16/6/12

Café sin nadie



Nadie viene al café. Las mesas vacías y las sillas sin gente tienen ese algo nostálgico de los espacios públicos abandonados. Evocan lo que pudo ser y representan lo que perdura del posible encuentro en una espera, a pesar de todo, ilusionada. Objetos en desuso. Espacio en que el eco de la ausencia rebota como desde un profundo abismo.                

De cuando en cuando alguien entra y sale. Cuestión de un breve instante.


“La soledad no es mala compañera”, dice don Baruj desde su rincón de observador que pasa inadvertido. “Cuando se la elige y se la invita a estar con uno, claro está. Ni es contertulio amargo el silencio que la acompaña”. 

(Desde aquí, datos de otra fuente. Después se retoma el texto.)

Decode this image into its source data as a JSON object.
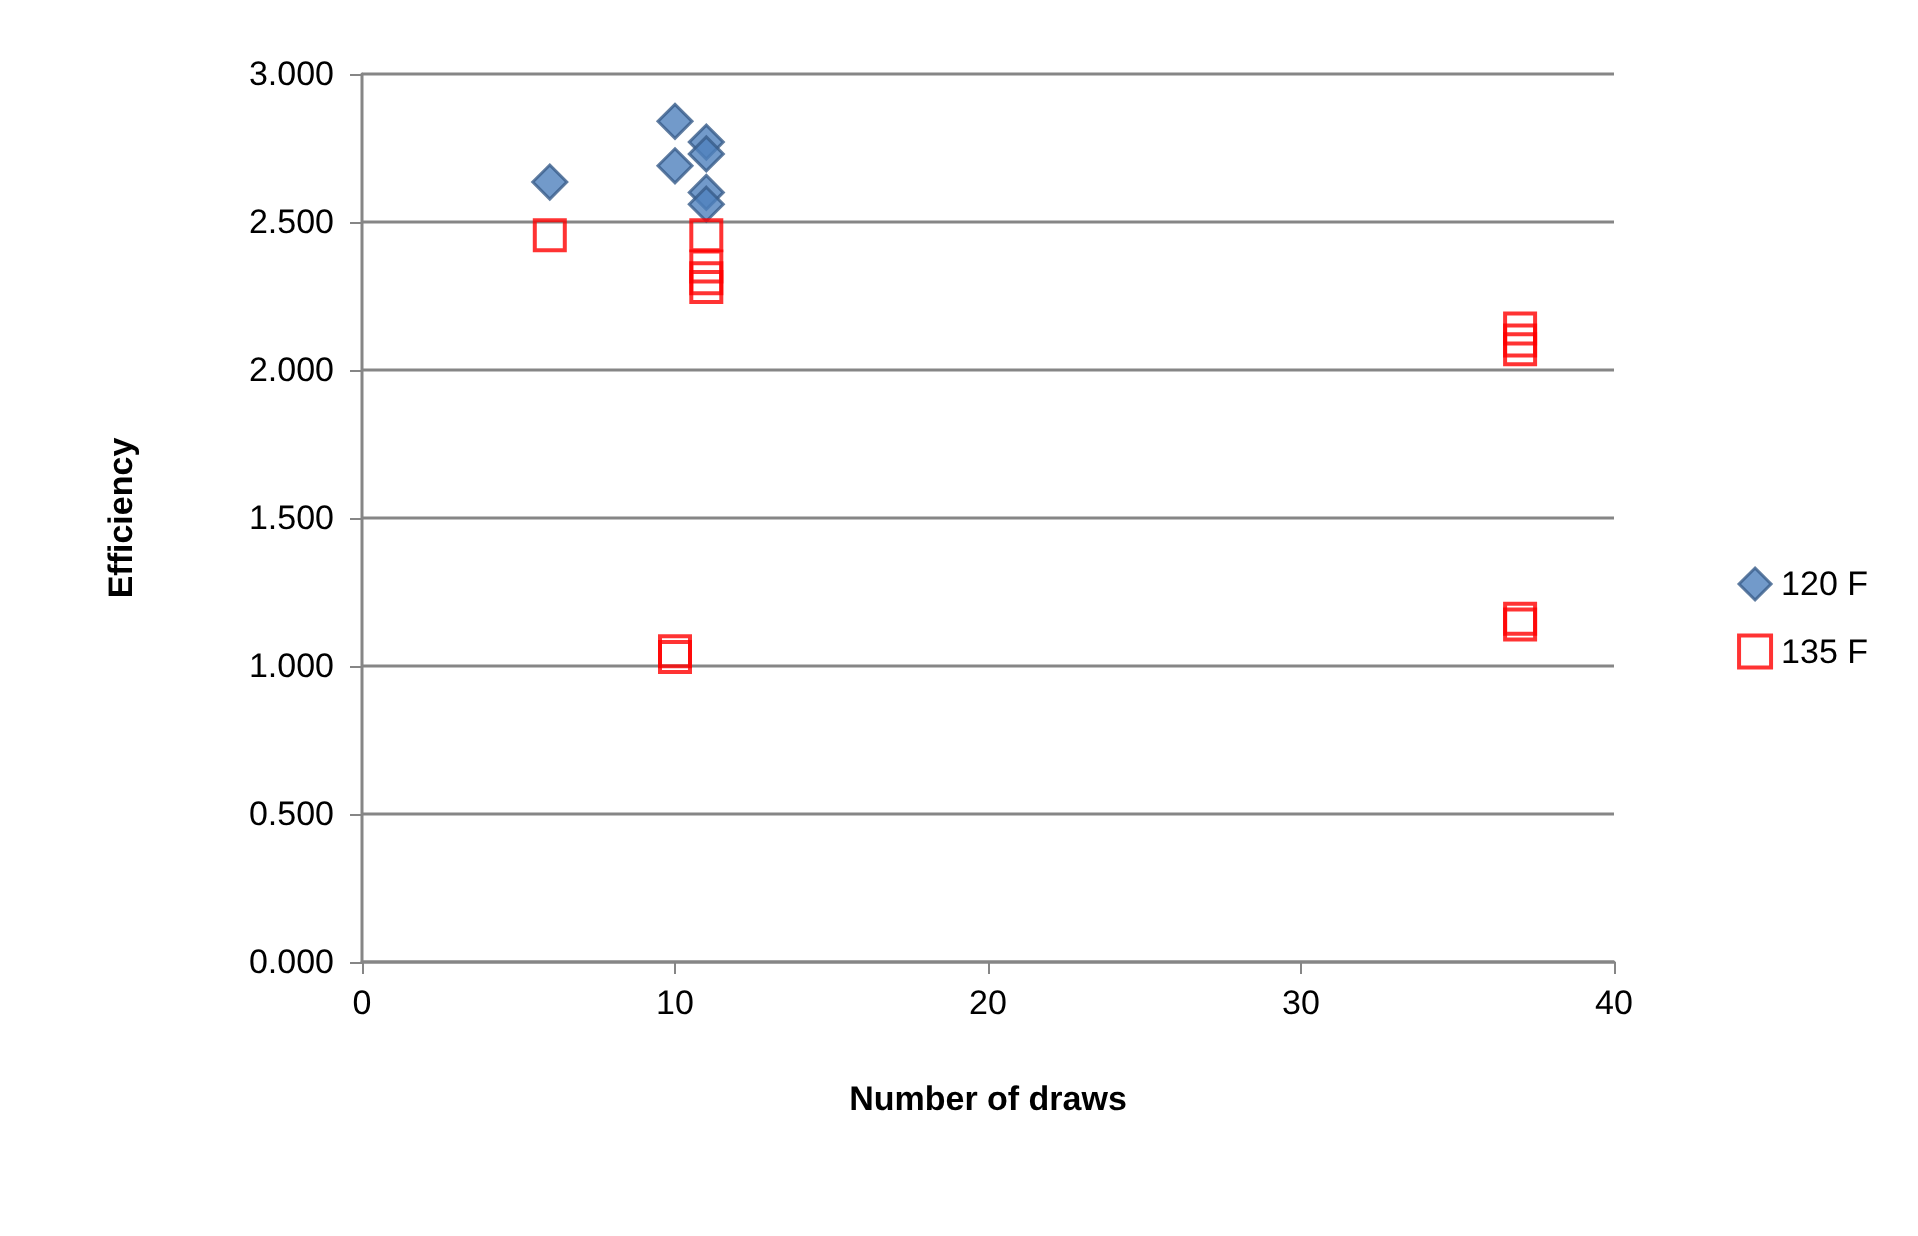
{
  "chart_data": {
    "type": "scatter",
    "xlabel": "Number of draws",
    "ylabel": "Efficiency",
    "xlim": [
      0,
      40
    ],
    "xticks": [
      0,
      10,
      20,
      30,
      40
    ],
    "ylim": [
      0,
      3
    ],
    "yticks": [
      {
        "value": 0,
        "label": "0.000"
      },
      {
        "value": 0.5,
        "label": "0.500"
      },
      {
        "value": 1,
        "label": "1.000"
      },
      {
        "value": 1.5,
        "label": "1.500"
      },
      {
        "value": 2,
        "label": "2.000"
      },
      {
        "value": 2.5,
        "label": "2.500"
      },
      {
        "value": 3,
        "label": "3.000"
      }
    ],
    "grid": "y",
    "legend": "right",
    "series": [
      {
        "name": "120 F",
        "color": "#4f81bd",
        "marker": "diamond",
        "x": [
          6,
          10,
          10,
          11,
          11,
          11,
          11
        ],
        "values": [
          2.635,
          2.84,
          2.69,
          2.77,
          2.73,
          2.6,
          2.56
        ]
      },
      {
        "name": "135 F",
        "color": "#ff0000",
        "marker": "square",
        "x": [
          6,
          11,
          11,
          11,
          11,
          37,
          37,
          37,
          10,
          10,
          37,
          37
        ],
        "values": [
          2.455,
          2.455,
          2.35,
          2.31,
          2.28,
          2.14,
          2.1,
          2.07,
          1.05,
          1.03,
          1.16,
          1.14
        ]
      }
    ]
  }
}
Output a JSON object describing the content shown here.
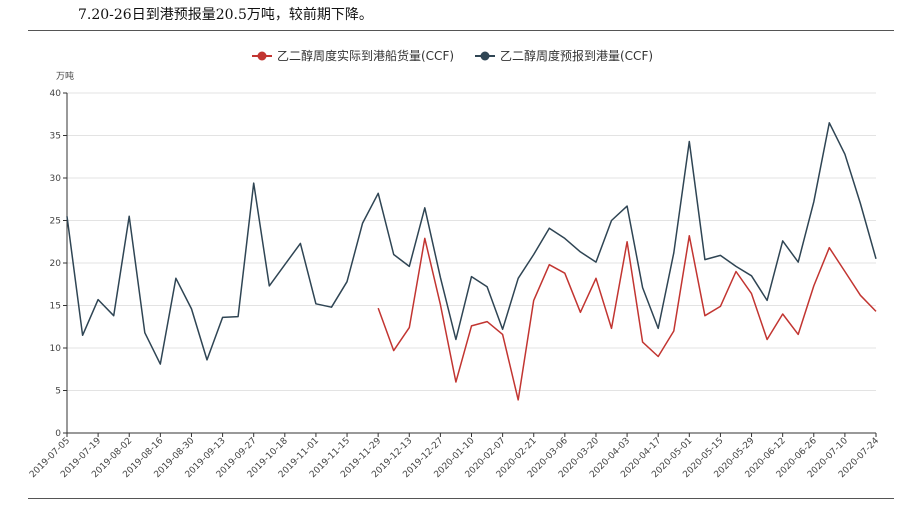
{
  "document": {
    "caption": "7.20-26日到港预报量20.5万吨，较前期下降。"
  },
  "chart_data": {
    "type": "line",
    "ylabel": "万吨",
    "ylim": [
      0,
      40
    ],
    "yticks": [
      0,
      5,
      10,
      15,
      20,
      25,
      30,
      35,
      40
    ],
    "grid": true,
    "legend_position": "top",
    "x": [
      "2019-07-05",
      "2019-07-12",
      "2019-07-19",
      "2019-07-26",
      "2019-08-02",
      "2019-08-09",
      "2019-08-16",
      "2019-08-23",
      "2019-08-30",
      "2019-09-06",
      "2019-09-13",
      "2019-09-20",
      "2019-09-27",
      "2019-10-11",
      "2019-10-18",
      "2019-10-25",
      "2019-11-01",
      "2019-11-08",
      "2019-11-15",
      "2019-11-22",
      "2019-11-29",
      "2019-12-06",
      "2019-12-13",
      "2019-12-20",
      "2019-12-27",
      "2020-01-03",
      "2020-01-10",
      "2020-01-17",
      "2020-02-07",
      "2020-02-14",
      "2020-02-21",
      "2020-02-28",
      "2020-03-06",
      "2020-03-13",
      "2020-03-20",
      "2020-03-27",
      "2020-04-03",
      "2020-04-10",
      "2020-04-17",
      "2020-04-24",
      "2020-05-01",
      "2020-05-08",
      "2020-05-15",
      "2020-05-22",
      "2020-05-29",
      "2020-06-05",
      "2020-06-12",
      "2020-06-19",
      "2020-06-26",
      "2020-07-03",
      "2020-07-10",
      "2020-07-17",
      "2020-07-24"
    ],
    "x_tick_labels": [
      "2019-07-05",
      "2019-07-19",
      "2019-08-02",
      "2019-08-16",
      "2019-08-30",
      "2019-09-13",
      "2019-09-27",
      "2019-10-18",
      "2019-11-01",
      "2019-11-15",
      "2019-11-29",
      "2019-12-13",
      "2019-12-27",
      "2020-01-10",
      "2020-02-07",
      "2020-02-21",
      "2020-03-06",
      "2020-03-20",
      "2020-04-03",
      "2020-04-17",
      "2020-05-01",
      "2020-05-15",
      "2020-05-29",
      "2020-06-12",
      "2020-06-26",
      "2020-07-10",
      "2020-07-24"
    ],
    "series": [
      {
        "name": "乙二醇周度实际到港船货量(CCF)",
        "color": "#c23531",
        "values": [
          null,
          null,
          null,
          null,
          null,
          null,
          null,
          null,
          null,
          null,
          null,
          null,
          null,
          null,
          null,
          null,
          null,
          null,
          null,
          null,
          14.7,
          9.7,
          12.4,
          22.9,
          15.1,
          6.0,
          12.6,
          13.1,
          11.6,
          3.9,
          15.6,
          19.8,
          18.8,
          14.2,
          18.2,
          12.3,
          22.5,
          10.7,
          9.0,
          12.0,
          23.2,
          13.8,
          14.9,
          19.0,
          16.4,
          11.0,
          14.0,
          11.6,
          17.3,
          21.8,
          19.0,
          16.2,
          14.3
        ]
      },
      {
        "name": "乙二醇周度预报到港量(CCF)",
        "color": "#2f4554",
        "values": [
          25.5,
          11.5,
          15.7,
          13.8,
          25.5,
          11.8,
          8.1,
          18.2,
          14.6,
          8.6,
          13.6,
          13.7,
          29.4,
          17.3,
          19.8,
          22.3,
          15.2,
          14.8,
          17.8,
          24.7,
          28.2,
          21.0,
          19.6,
          26.5,
          18.3,
          11.0,
          18.4,
          17.2,
          12.2,
          18.2,
          21.0,
          24.1,
          22.9,
          21.3,
          20.1,
          25.0,
          26.7,
          17.1,
          12.3,
          21.2,
          34.3,
          20.4,
          20.9,
          19.6,
          18.5,
          15.6,
          22.6,
          20.1,
          27.2,
          36.5,
          32.8,
          27.0,
          20.5
        ]
      }
    ]
  }
}
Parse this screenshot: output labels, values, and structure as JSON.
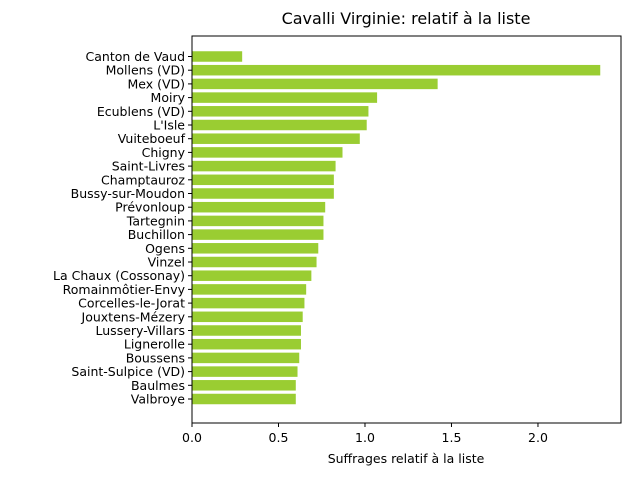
{
  "chart_data": {
    "type": "bar",
    "orientation": "horizontal",
    "title": "Cavalli Virginie: relatif à la liste",
    "xlabel": "Suffrages relatif à la liste",
    "ylabel": "",
    "xlim": [
      0,
      2.48
    ],
    "xticks": [
      0.0,
      0.5,
      1.0,
      1.5,
      2.0
    ],
    "xtick_labels": [
      "0.0",
      "0.5",
      "1.0",
      "1.5",
      "2.0"
    ],
    "bar_color": "#9acd32",
    "grid": false,
    "categories": [
      "Canton de Vaud",
      "Mollens (VD)",
      "Mex (VD)",
      "Moiry",
      "Ecublens (VD)",
      "L'Isle",
      "Vuiteboeuf",
      "Chigny",
      "Saint-Livres",
      "Champtauroz",
      "Bussy-sur-Moudon",
      "Prévonloup",
      "Tartegnin",
      "Buchillon",
      "Ogens",
      "Vinzel",
      "La Chaux (Cossonay)",
      "Romainmôtier-Envy",
      "Corcelles-le-Jorat",
      "Jouxtens-Mézery",
      "Lussery-Villars",
      "Lignerolle",
      "Boussens",
      "Saint-Sulpice (VD)",
      "Baulmes",
      "Valbroye"
    ],
    "values": [
      0.29,
      2.36,
      1.42,
      1.07,
      1.02,
      1.01,
      0.97,
      0.87,
      0.83,
      0.82,
      0.82,
      0.77,
      0.76,
      0.76,
      0.73,
      0.72,
      0.69,
      0.66,
      0.65,
      0.64,
      0.63,
      0.63,
      0.62,
      0.61,
      0.6,
      0.6
    ]
  }
}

“Todo lo contrario”, añade al rato, hablando a solas. 


6 comentarios:

Carlos Ponce-Melendez dijo...

Hace mucho que no visitaba Labrapalabra y la verdad que estoy impresionado. Santiago, felicitaciones, has logrado hacer un espacio literario muy agradable, con poemas cortos per muy bien logrados y cuentos interesantes. Felicidades para ti y tus colaboradores.

Eneas dijo...
Este comentario ha sido eliminado por el autor.
Eneas dijo...

Mi cafetería casi siempre está vacía, como si a nadie le gustara el café. Tal vez es el café que preparo.

Abrazo, Santiago.

Alfie dijo...

La culpa es de Starbucks! Tal vez sea hora de que el cafe ofrezca Ice-coffees y otros abortos de cafe,para atraer la atencion de la masa... o que se resgne a la sola presencia del siempre fiel Don Baruj.

Santiago Daydi-Tolson dijo...

Ya vendrán los auténticos gustadores del café como lugar de encuentro.

stgo

Santiago Daydi-Tolson dijo...
Este comentario ha sido eliminado por el autor.